I have little experience of snowbanks. It hasn’t snowed here since 1937 and I’ve heard I didn’t really stick. Far too little of anything has stuck to me. I’m a cozy warm in the house with a cup of coffee kind of guy. Far too often, I’m more adrift in Netflix than in the snowy fields of literature. Quel dommage!
“Those great sweeps of snow that stop suddenly six
feet from the house …
Thoughts that go so far.”
You can find the influence of Bly’s poems all throughout my own. Like this:
“And the sea lifts and falls all night, the moon goes on
through the unattached heavens alone.”
Just last month I was thinking about Robert Bly very particularly and googled to see that he was still with us. That day, I wrote a poem that borrows from him, using the title of one of his books, “The Man in the Black Coat Turns.” My poem (below) is called “The Man in a Black Coat.” That’s not just influence, it’s outright allusion; you can see how much I appreciated his poetry.
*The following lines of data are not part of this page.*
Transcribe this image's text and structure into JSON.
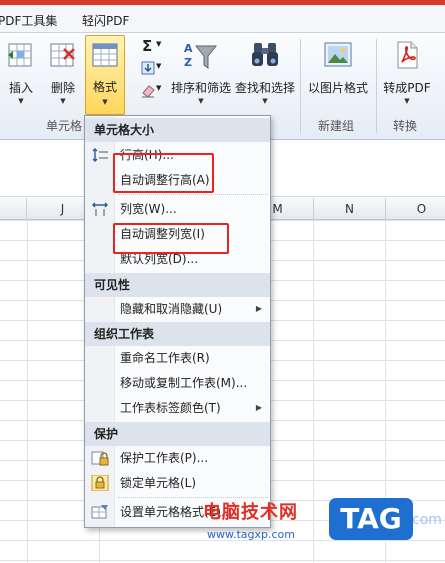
{
  "tabs": [
    "PDF工具集",
    "轻闪PDF"
  ],
  "ribbon": {
    "insert_label": "插入",
    "delete_label": "删除",
    "format_label": "格式",
    "sort_filter_label": "排序和筛选",
    "find_select_label": "查找和选择",
    "as_picture_label": "以图片格式",
    "to_pdf_label": "转成PDF",
    "group_cells": "单元格",
    "group_new": "新建组",
    "group_convert": "转换",
    "sigma_symbol": "Σ"
  },
  "columns": [
    "J",
    "M",
    "N",
    "O"
  ],
  "menu": {
    "cell_size_header": "单元格大小",
    "row_height": "行高(H)...",
    "autofit_row": "自动调整行高(A)",
    "col_width": "列宽(W)...",
    "autofit_col": "自动调整列宽(I)",
    "default_width": "默认列宽(D)...",
    "visibility_header": "可见性",
    "hide_unhide": "隐藏和取消隐藏(U)",
    "organize_header": "组织工作表",
    "rename_sheet": "重命名工作表(R)",
    "move_copy_sheet": "移动或复制工作表(M)...",
    "tab_color": "工作表标签颜色(T)",
    "protect_header": "保护",
    "protect_sheet": "保护工作表(P)...",
    "lock_cell": "锁定单元格(L)",
    "format_cells": "设置单元格格式(E)..."
  },
  "watermark": {
    "site_name": "电脑技术网",
    "url": "www.tagxp.com",
    "tag": "TAG",
    "ghost": "xz7.com"
  },
  "colors": {
    "highlight_box": "#e8241d",
    "format_button": "#ffd65b",
    "top_strip": "#d83b2a"
  }
}
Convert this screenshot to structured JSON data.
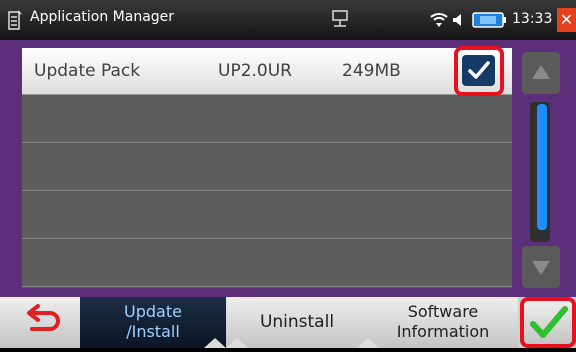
{
  "statusbar": {
    "title": "Application Manager",
    "time": "13:33"
  },
  "list": {
    "rows": [
      {
        "name": "Update Pack",
        "version": "UP2.0UR",
        "size": "249MB",
        "checked": true
      }
    ]
  },
  "bottom_tabs": {
    "update_install": {
      "line1": "Update",
      "line2": "/Install"
    },
    "uninstall": "Uninstall",
    "software_information": {
      "line1": "Software",
      "line2": "Information"
    }
  },
  "colors": {
    "selected_tab": "#0b1625",
    "highlight": "#e8101c",
    "accent_blue": "#1f8dff"
  }
}
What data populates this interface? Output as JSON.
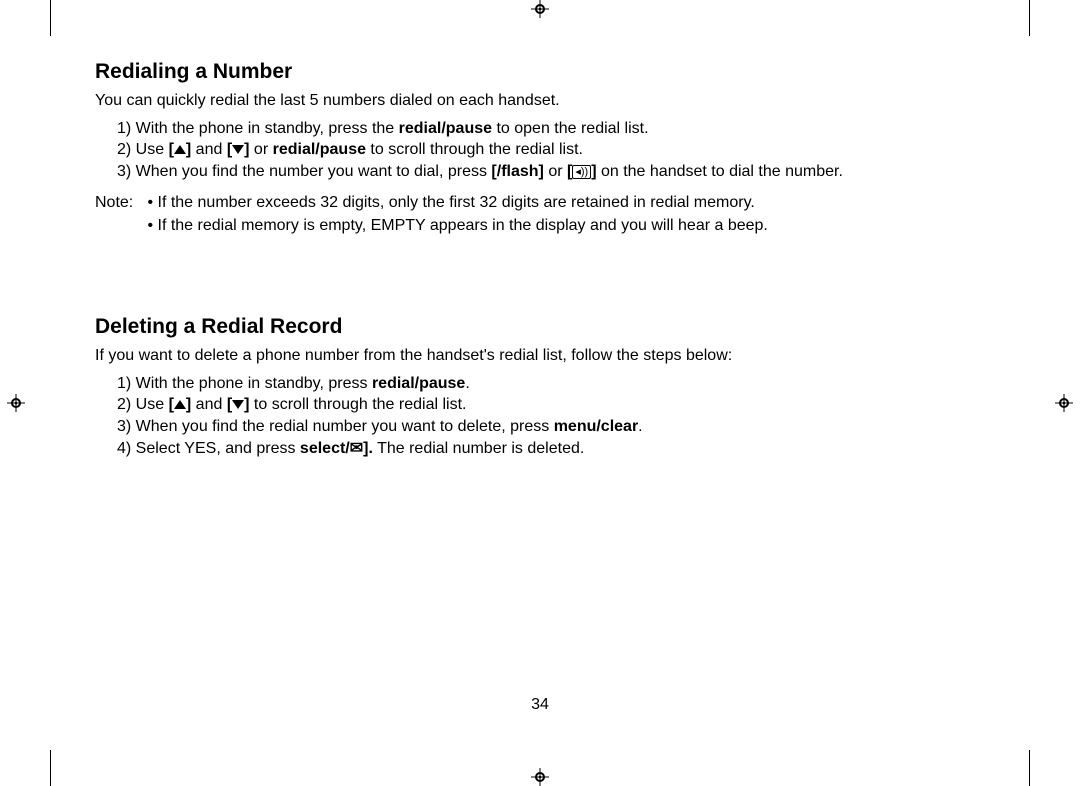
{
  "page_number": "34",
  "section1": {
    "heading": "Redialing a Number",
    "intro": "You can quickly redial the last 5 numbers dialed on each handset.",
    "step1_pre": "1) With the phone in standby, press the ",
    "redial_pause": "redial/pause",
    "step1_post": " to open the redial list.",
    "step2_pre": "2) Use ",
    "and_word": " and ",
    "or_word": " or ",
    "step2_post": " to scroll through the redial list.",
    "step3_pre": "3) When you find the number you want to dial, press ",
    "flash": "/flash]",
    "or_word2": " or ",
    "step3_post": " on the handset to dial the number.",
    "note_label": "Note:",
    "note1": "• If the number exceeds 32 digits, only the first 32 digits are retained in redial memory.",
    "note2": "• If the redial memory is empty, EMPTY appears in the display and you will hear a beep."
  },
  "section2": {
    "heading": "Deleting a Redial Record",
    "intro": "If you want to delete a phone number from the handset's redial list, follow the steps below:",
    "step1_pre": "1) With the phone in standby, press ",
    "redial_pause": "redial/pause",
    "step1_post": ".",
    "step2_pre": "2) Use ",
    "and_word": " and ",
    "step2_post": " to scroll through the redial list.",
    "step3_pre": "3) When you find the redial number you want to delete, press ",
    "menu_clear": "menu/clear",
    "step3_post": ".",
    "step4_pre": "4) Select YES, and press ",
    "select_mail": "select/",
    "step4_post": " The redial number is deleted."
  },
  "icons": {
    "up": "▲",
    "down": "▼",
    "speaker": "◂))",
    "mail": "✉",
    "phone": "["
  }
}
And here’s il miglio fabbro – the better craftsman:
Poetry Breaks: Robert Bly Reads “Snowbanks North of the House”
About 30 years ago a friend of mine was about to go to one of Bly’s retreat/workshops for men. I gave him a few of my poems and a copy of one of Bly’s books and asked him to take them along. He read the poems to Robert Bly and others, said Bly was complimentary, and returned with the book signed for me. Bly had drawn a figure which he said was meant to be “the shadow chasing Kyle.”
So much gratitude from my shadow and me.